Question

When 3.00 mol of a and 4.00 mol of b are placed in a container and allowed to come to equilibrium, the resulting mixture is found to contain 0.80 mol of d. what is the value of k at equilibrium? a(g) + 2b (g) c (g) + d(g)

Answer 1

Correct question :- When 3.00 mol of A and 4.00 mol of B are placed in a container and allowed to come to equilibrium, the resulting mixture is found to contain 0.80 mol of D. what is the value of k at equilibrium?

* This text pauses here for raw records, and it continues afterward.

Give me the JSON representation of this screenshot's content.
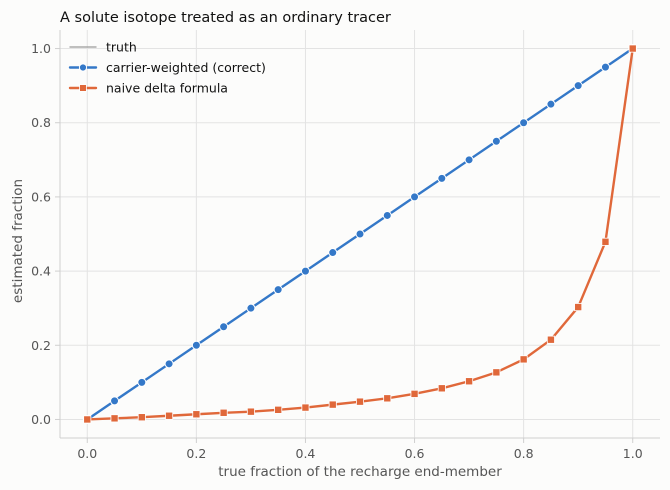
{
  "chart_data": {
    "type": "line",
    "title": "A solute isotope treated as an ordinary tracer",
    "xlabel": "true fraction of the recharge end-member",
    "ylabel": "estimated fraction",
    "xlim": [
      -0.05,
      1.05
    ],
    "ylim": [
      -0.05,
      1.05
    ],
    "xticks": [
      0.0,
      0.2,
      0.4,
      0.6,
      0.8,
      1.0
    ],
    "yticks": [
      0.0,
      0.2,
      0.4,
      0.6,
      0.8,
      1.0
    ],
    "xtick_labels": [
      "0.0",
      "0.2",
      "0.4",
      "0.6",
      "0.8",
      "1.0"
    ],
    "ytick_labels": [
      "0.0",
      "0.2",
      "0.4",
      "0.6",
      "0.8",
      "1.0"
    ],
    "grid": true,
    "legend_position": "top-left",
    "x": [
      0.0,
      0.05,
      0.1,
      0.15,
      0.2,
      0.25,
      0.3,
      0.35,
      0.4,
      0.45,
      0.5,
      0.55,
      0.6,
      0.65,
      0.7,
      0.75,
      0.8,
      0.85,
      0.9,
      0.95,
      1.0
    ],
    "series": [
      {
        "name": "truth",
        "color": "#9a9a9a",
        "marker": "none",
        "x": [
          0.0,
          1.0
        ],
        "values": [
          0.0,
          1.0
        ]
      },
      {
        "name": "carrier-weighted (correct)",
        "color": "#3478c8",
        "marker": "circle",
        "values": [
          0.0,
          0.05,
          0.1,
          0.15,
          0.2,
          0.25,
          0.3,
          0.35,
          0.4,
          0.45,
          0.5,
          0.55,
          0.6,
          0.65,
          0.7,
          0.75,
          0.8,
          0.85,
          0.9,
          0.95,
          1.0
        ]
      },
      {
        "name": "naive delta formula",
        "color": "#e0683a",
        "marker": "square",
        "values": [
          0.0,
          0.003,
          0.006,
          0.01,
          0.014,
          0.018,
          0.021,
          0.026,
          0.032,
          0.04,
          0.048,
          0.057,
          0.069,
          0.084,
          0.103,
          0.127,
          0.162,
          0.215,
          0.303,
          0.479,
          1.0
        ]
      }
    ]
  }
}
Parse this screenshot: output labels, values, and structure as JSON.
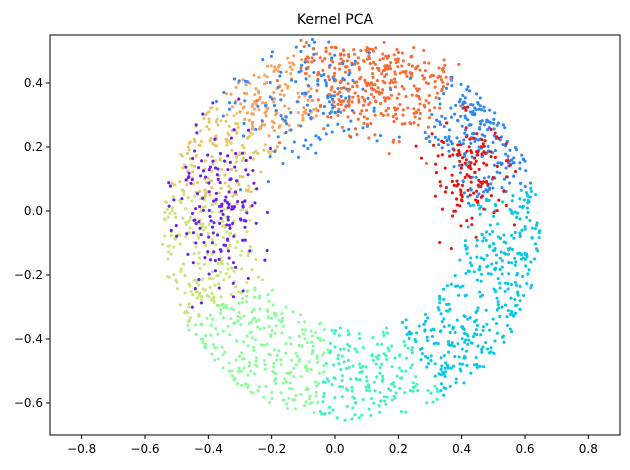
{
  "chart_data": {
    "type": "scatter",
    "title": "Kernel PCA",
    "xlabel": "",
    "ylabel": "",
    "xlim": [
      -0.9,
      0.9
    ],
    "ylim": [
      -0.7,
      0.55
    ],
    "xticks": [
      -0.8,
      -0.6,
      -0.4,
      -0.2,
      0.0,
      0.2,
      0.4,
      0.6,
      0.8
    ],
    "yticks": [
      -0.6,
      -0.4,
      -0.2,
      0.0,
      0.2,
      0.4
    ],
    "xtick_labels": [
      "−0.8",
      "−0.6",
      "−0.4",
      "−0.2",
      "0.0",
      "0.2",
      "0.4",
      "0.6",
      "0.8"
    ],
    "ytick_labels": [
      "−0.6",
      "−0.4",
      "−0.2",
      "0.0",
      "0.2",
      "0.4"
    ],
    "grid": false,
    "legend": "none",
    "colormap": "rainbow",
    "ring": {
      "center": [
        0.05,
        -0.07
      ],
      "outer_radius": 0.61,
      "inner_radius_min": 0.3,
      "inner_radius_max": 0.38,
      "point_count": 1800
    },
    "clusters": [
      {
        "color": "#6a1cf5",
        "center": [
          -0.37,
          0.02
        ],
        "spread": [
          0.07,
          0.13
        ],
        "count": 170
      },
      {
        "color": "#e8120b",
        "center": [
          0.43,
          0.12
        ],
        "spread": [
          0.06,
          0.09
        ],
        "count": 140
      },
      {
        "color": "#2f86f6",
        "center": [
          -0.08,
          0.33
        ],
        "spread": [
          0.12,
          0.11
        ],
        "count": 160
      },
      {
        "color": "#fb6b35",
        "center": [
          0.13,
          0.38
        ],
        "spread": [
          0.12,
          0.1
        ],
        "count": 150
      }
    ],
    "palette": [
      "#6a1cf5",
      "#2f86f6",
      "#08c7e3",
      "#3df4c0",
      "#8bfc9b",
      "#c8e47a",
      "#e7c66a",
      "#f9a15b",
      "#fb6b35",
      "#e8120b"
    ]
  }
}
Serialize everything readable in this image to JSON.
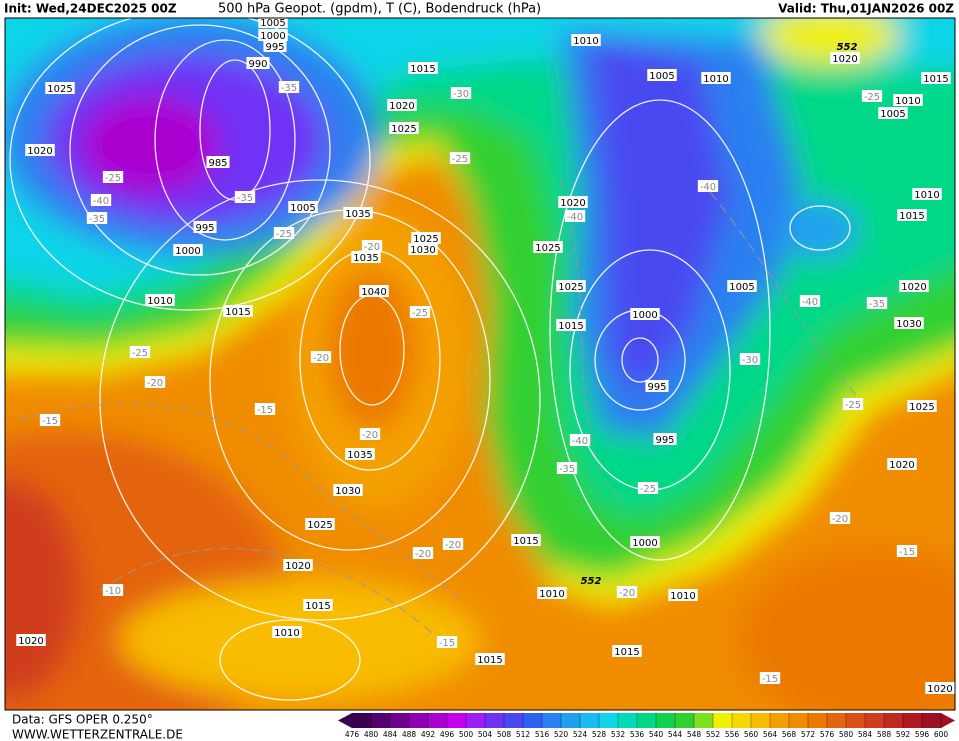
{
  "header": {
    "init": "Init: Wed,24DEC2025 00Z",
    "title": "500 hPa Geopot. (gpdm), T (C), Bodendruck (hPa)",
    "valid": "Valid: Thu,01JAN2026 00Z"
  },
  "map": {
    "pressure_labels": [
      1005,
      1000,
      995,
      990,
      985,
      995,
      1000,
      1010,
      1015,
      1025,
      1020,
      1015,
      1020,
      1025,
      1005,
      1035,
      1030,
      1025,
      1035,
      1040,
      1035,
      1030,
      1025,
      1020,
      1015,
      1010,
      1015,
      1010,
      1015,
      1015,
      1020,
      1020,
      1010,
      1000,
      995,
      995,
      1000,
      1005,
      1010,
      1005,
      1010,
      1020,
      1025,
      1025,
      1015,
      1020,
      1010,
      1005,
      1015,
      1010,
      1015,
      1020,
      1030,
      1025,
      1020
    ],
    "temperature_labels": [
      -25,
      -40,
      -35,
      -35,
      -35,
      -25,
      -20,
      -25,
      -20,
      -20,
      -15,
      -15,
      -20,
      -25,
      -30,
      -40,
      -40,
      -40,
      -35,
      -30,
      -25,
      -25,
      -40,
      -35,
      -25,
      -20,
      -20,
      -20,
      -20,
      -15,
      -15,
      -15,
      -10,
      -25
    ],
    "height_labels": [
      552,
      552
    ]
  },
  "legend": {
    "ticks": [
      476,
      480,
      484,
      488,
      492,
      496,
      500,
      504,
      508,
      512,
      516,
      520,
      524,
      528,
      532,
      536,
      540,
      544,
      548,
      552,
      556,
      560,
      564,
      568,
      572,
      576,
      580,
      584,
      588,
      592,
      596,
      600
    ],
    "colors": [
      "#3c0050",
      "#550070",
      "#700090",
      "#8c00b0",
      "#aa00d0",
      "#c400ec",
      "#9a1ef5",
      "#7030f5",
      "#4a48f0",
      "#3060ef",
      "#2a80f0",
      "#20a0f0",
      "#18bcf0",
      "#10d4e8",
      "#00dcb8",
      "#00d888",
      "#10d050",
      "#30d030",
      "#80e020",
      "#f0f000",
      "#f8d800",
      "#f8bc00",
      "#f4a000",
      "#f08c00",
      "#ec7800",
      "#e46410",
      "#dc5018",
      "#d03c1c",
      "#c02820",
      "#b01820",
      "#9c1024"
    ]
  },
  "footer": {
    "source": "Data: GFS OPER 0.250°",
    "site": "WWW.WETTERZENTRALE.DE"
  }
}
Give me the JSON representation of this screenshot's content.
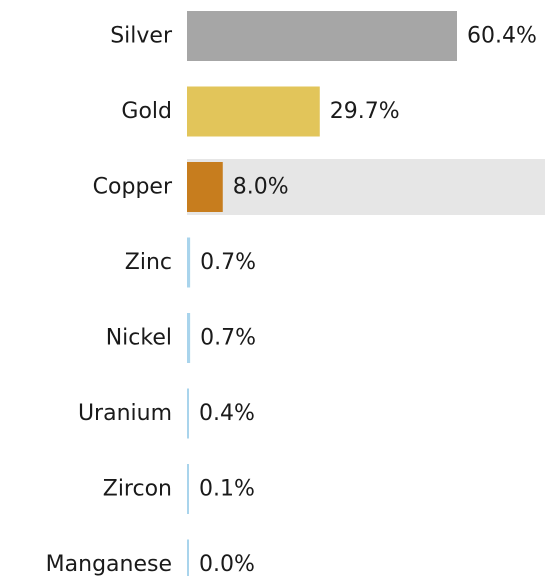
{
  "chart_data": {
    "type": "bar",
    "orientation": "horizontal",
    "categories": [
      "Silver",
      "Gold",
      "Copper",
      "Zinc",
      "Nickel",
      "Uranium",
      "Zircon",
      "Manganese"
    ],
    "values": [
      60.4,
      29.7,
      8.0,
      0.7,
      0.7,
      0.4,
      0.1,
      0.0
    ],
    "value_labels": [
      "60.4%",
      "29.7%",
      "8.0%",
      "0.7%",
      "0.7%",
      "0.4%",
      "0.1%",
      "0.0%"
    ],
    "unit": "%",
    "xlim": [
      0,
      60.4
    ],
    "colors": [
      "#a6a6a6",
      "#e2c55a",
      "#c77d1e",
      "#a9d4ec",
      "#a9d4ec",
      "#a9d4ec",
      "#a9d4ec",
      "#a9d4ec"
    ],
    "highlighted_category": "Copper",
    "highlight_color": "#e6e6e6",
    "title": "",
    "xlabel": "",
    "ylabel": "",
    "grid": false,
    "legend": false
  }
}
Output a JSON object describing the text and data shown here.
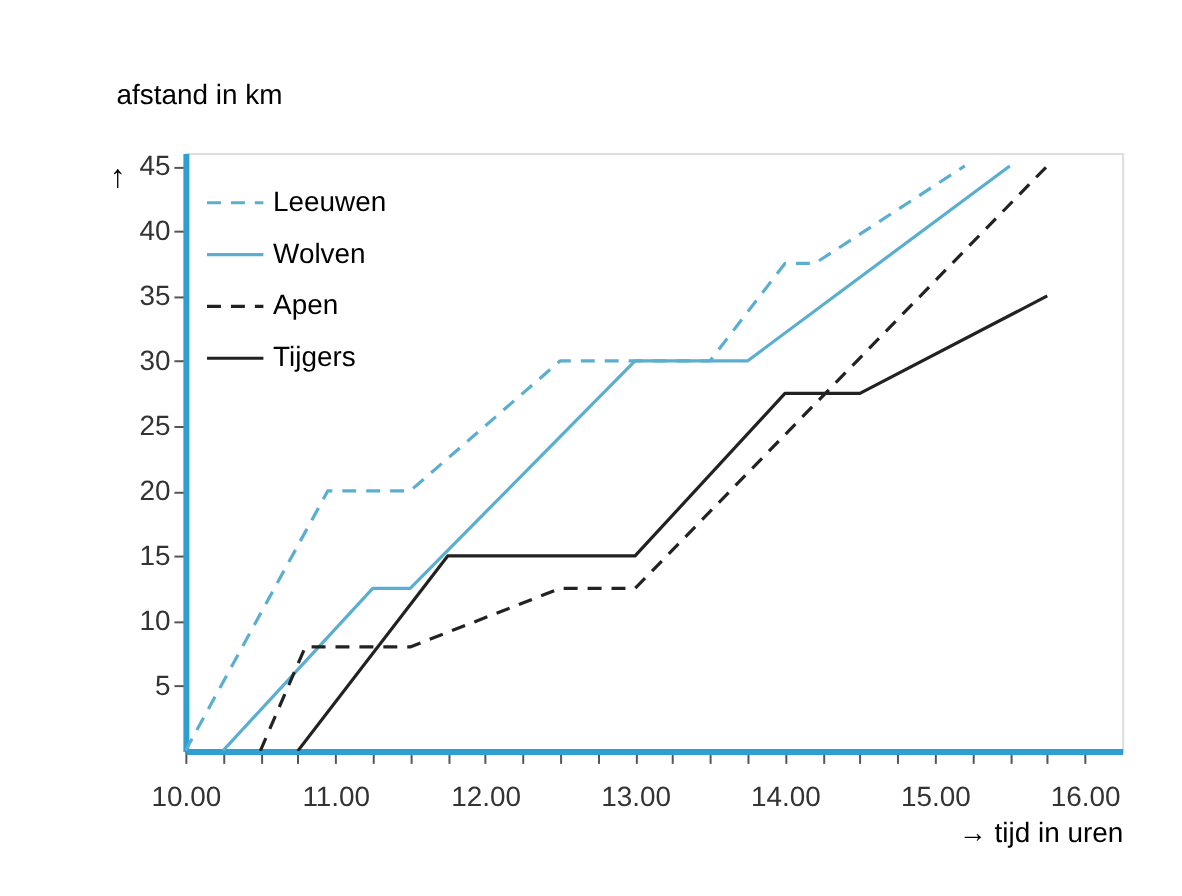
{
  "chart_data": {
    "type": "line",
    "xlabel": "→ tijd in uren",
    "ylabel": "afstand in km",
    "annotations": [
      "↑"
    ],
    "series": [
      {
        "name": "Leeuwen",
        "color": "#5aaed0",
        "line_style": "dashed",
        "x": [
          10,
          10.95,
          11.5,
          12.5,
          13.5,
          14.0,
          14.2,
          15.2
        ],
        "values": [
          0,
          20,
          20,
          30,
          30,
          37.5,
          37.5,
          45
        ]
      },
      {
        "name": "Wolven",
        "color": "#5aaed0",
        "line_style": "solid",
        "x": [
          10.25,
          11.25,
          11.5,
          13.0,
          13.75,
          15.5
        ],
        "values": [
          0,
          12.5,
          12.5,
          30,
          30,
          45
        ]
      },
      {
        "name": "Apen",
        "color": "#222222",
        "line_style": "dashed",
        "x": [
          10.5,
          10.8,
          11.5,
          12.5,
          13.0,
          15.75
        ],
        "values": [
          0,
          8,
          8,
          12.5,
          12.5,
          45
        ]
      },
      {
        "name": "Tijgers",
        "color": "#222222",
        "line_style": "solid",
        "x": [
          10.75,
          11.75,
          13.0,
          14.0,
          14.5,
          15.75
        ],
        "values": [
          0,
          15,
          15,
          27.5,
          27.5,
          35
        ]
      }
    ],
    "xlim": [
      10,
      16.25
    ],
    "ylim": [
      0,
      46
    ],
    "xticks": [
      {
        "value": 10,
        "label": "10.00"
      },
      {
        "value": 10.25,
        "label": null
      },
      {
        "value": 10.5,
        "label": null
      },
      {
        "value": 10.75,
        "label": null
      },
      {
        "value": 11,
        "label": "11.00"
      },
      {
        "value": 11.25,
        "label": null
      },
      {
        "value": 11.5,
        "label": null
      },
      {
        "value": 11.75,
        "label": null
      },
      {
        "value": 12,
        "label": "12.00"
      },
      {
        "value": 12.25,
        "label": null
      },
      {
        "value": 12.5,
        "label": null
      },
      {
        "value": 12.75,
        "label": null
      },
      {
        "value": 13,
        "label": "13.00"
      },
      {
        "value": 13.25,
        "label": null
      },
      {
        "value": 13.5,
        "label": null
      },
      {
        "value": 13.75,
        "label": null
      },
      {
        "value": 14,
        "label": "14.00"
      },
      {
        "value": 14.25,
        "label": null
      },
      {
        "value": 14.5,
        "label": null
      },
      {
        "value": 14.75,
        "label": null
      },
      {
        "value": 15,
        "label": "15.00"
      },
      {
        "value": 15.25,
        "label": null
      },
      {
        "value": 15.5,
        "label": null
      },
      {
        "value": 15.75,
        "label": null
      },
      {
        "value": 16,
        "label": "16.00"
      }
    ],
    "yticks": [
      5,
      10,
      15,
      20,
      25,
      30,
      35,
      40,
      45
    ],
    "legend": "top left",
    "grid": false
  }
}
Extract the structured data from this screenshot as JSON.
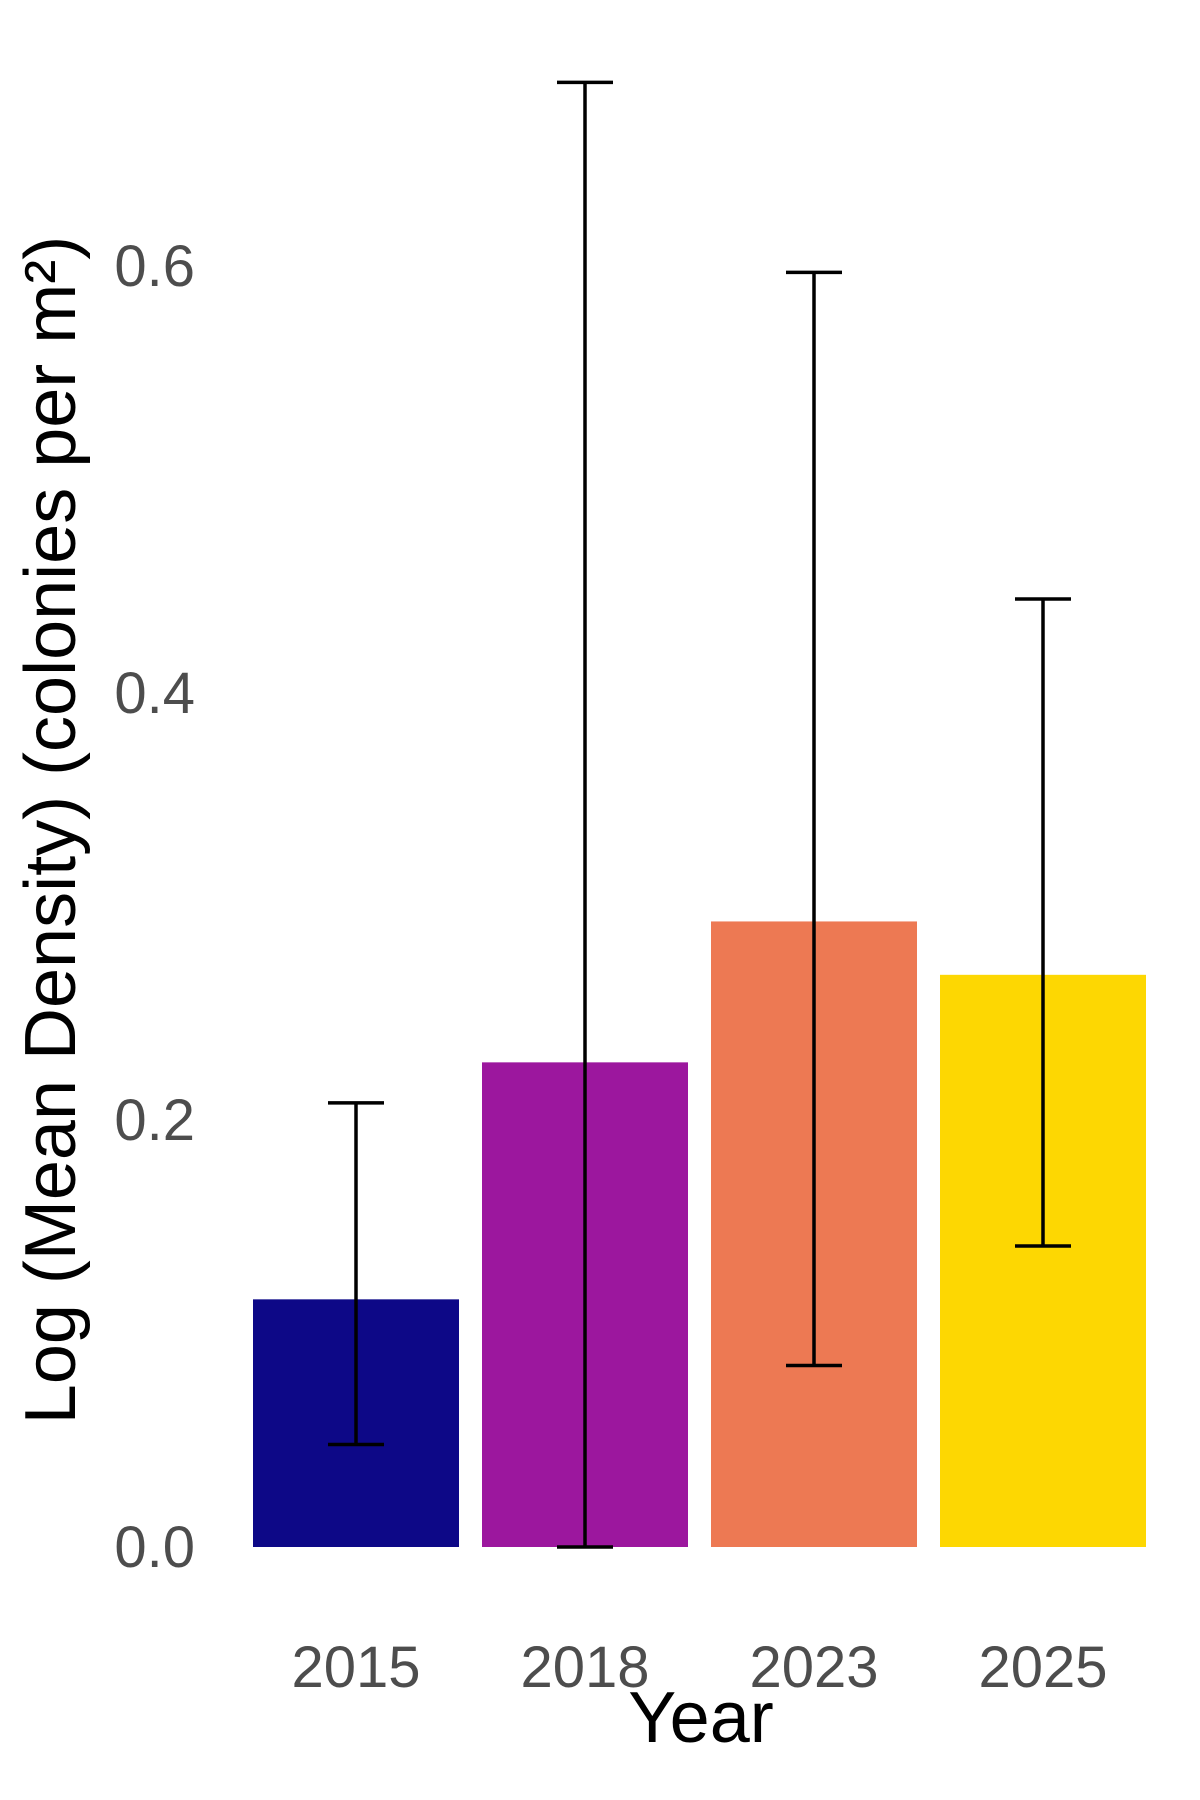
{
  "chart_data": {
    "type": "bar",
    "title": "",
    "xlabel": "Year",
    "ylabel": "Log (Mean Density) (colonies per m²)",
    "categories": [
      "2015",
      "2018",
      "2023",
      "2025"
    ],
    "values": [
      0.116,
      0.227,
      0.293,
      0.268
    ],
    "error_low": [
      0.048,
      0.0,
      0.085,
      0.141
    ],
    "error_high": [
      0.208,
      0.686,
      0.597,
      0.444
    ],
    "colors": [
      "#0d0887",
      "#9c179e",
      "#ed7953",
      "#fdd702"
    ],
    "ylim": [
      0,
      0.7
    ],
    "yticks": [
      "0.0",
      "0.2",
      "0.4",
      "0.6"
    ],
    "ytick_values": [
      0,
      0.2,
      0.4,
      0.6
    ],
    "grid": false,
    "legend": "none"
  }
}
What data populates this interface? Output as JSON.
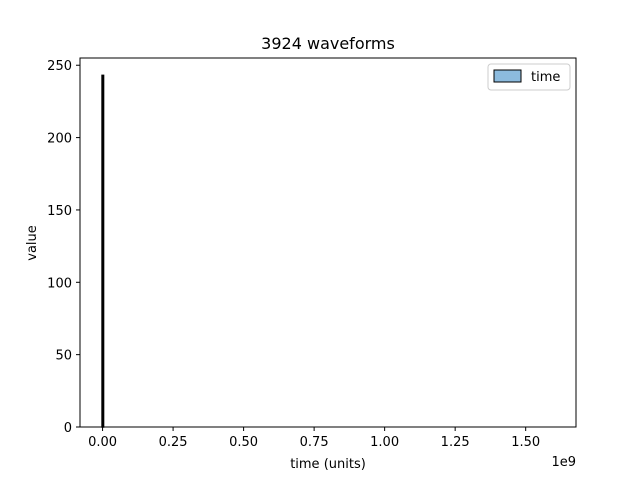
{
  "chart_data": {
    "type": "bar",
    "title": "3924 waveforms",
    "xlabel": "time (units)",
    "ylabel": "value",
    "x_offset_text": "1e9",
    "xlim": [
      -0.08,
      1.6784
    ],
    "ylim": [
      0,
      255
    ],
    "x_ticks": [
      0,
      0.25,
      0.5,
      0.75,
      1.0,
      1.25,
      1.5
    ],
    "x_tick_labels": [
      "0.00",
      "0.25",
      "0.50",
      "0.75",
      "1.00",
      "1.25",
      "1.50"
    ],
    "y_ticks": [
      0,
      50,
      100,
      150,
      200,
      250
    ],
    "y_tick_labels": [
      "0",
      "50",
      "100",
      "150",
      "200",
      "250"
    ],
    "series": [
      {
        "name": "time",
        "color": "#8cbbde",
        "edgecolor": "#000000",
        "bins": [
          {
            "x0": 0.0,
            "x1": 0.0006,
            "value": 243
          }
        ]
      }
    ],
    "legend": {
      "position": "top-right",
      "entries": [
        "time"
      ]
    },
    "grid": false
  }
}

The reaction is. :- A(g) + 2B (g) $\rightarrow$ C (g) + D (g)

Soln:-

Given

The reaction :- A(g) + 2B (g) $\rightarrow$ C (g) + D (g)

To Find

The equilibtium constant of the reaction.

Concept :-

For a reaction :- xA(g) + yB (g) $\rightarrow$ mC (g) + nD (g) ,if [A] ,[B] ,[C] and [D] are equilibtium concentration of the species A,B,C and D respectively. Then rate constant of the reaction is given as :

$\boxed{\green{K\:=\: \frac{[C]^m\:[D]^n}{[A]^x\:[B]^y}}}$

Solutions

Initially 3 moles of A and 4 moles of B were present in the container. At equilibrium, 0.8 mole of D is formed.

• Let x moles of A is dissociated.

See the attachment now

We get , [D] = x

Hence, x = 0.8 moles.

• 0.8 moles of [A] is dissociated at equilibrium.

• At equilibrium

[A] = 3 - x = 3 - 0.8 = 2.4

[B] = 4 -2x = 4 - 1.6 = 2.4

[C] = [D] = 0.8

Now, for the reaction :- A(g) + 2B (g) $\rightarrow$ C (g) + D (g)

$K\:=\: \frac{[C]\:[D]}{[A]\:[B]^2}$

=> $K\:=\: \frac{0.8\:\times\:0.8}{2.4\:\times{2.4}^2 }$

=> $K\:=\: \frac{0.8\:\times\:0.8}{2.4\:\times{2.4}^2 }$

=> K = 0.046 .

Hence, equilibrium constant of the reaction is 0.046 .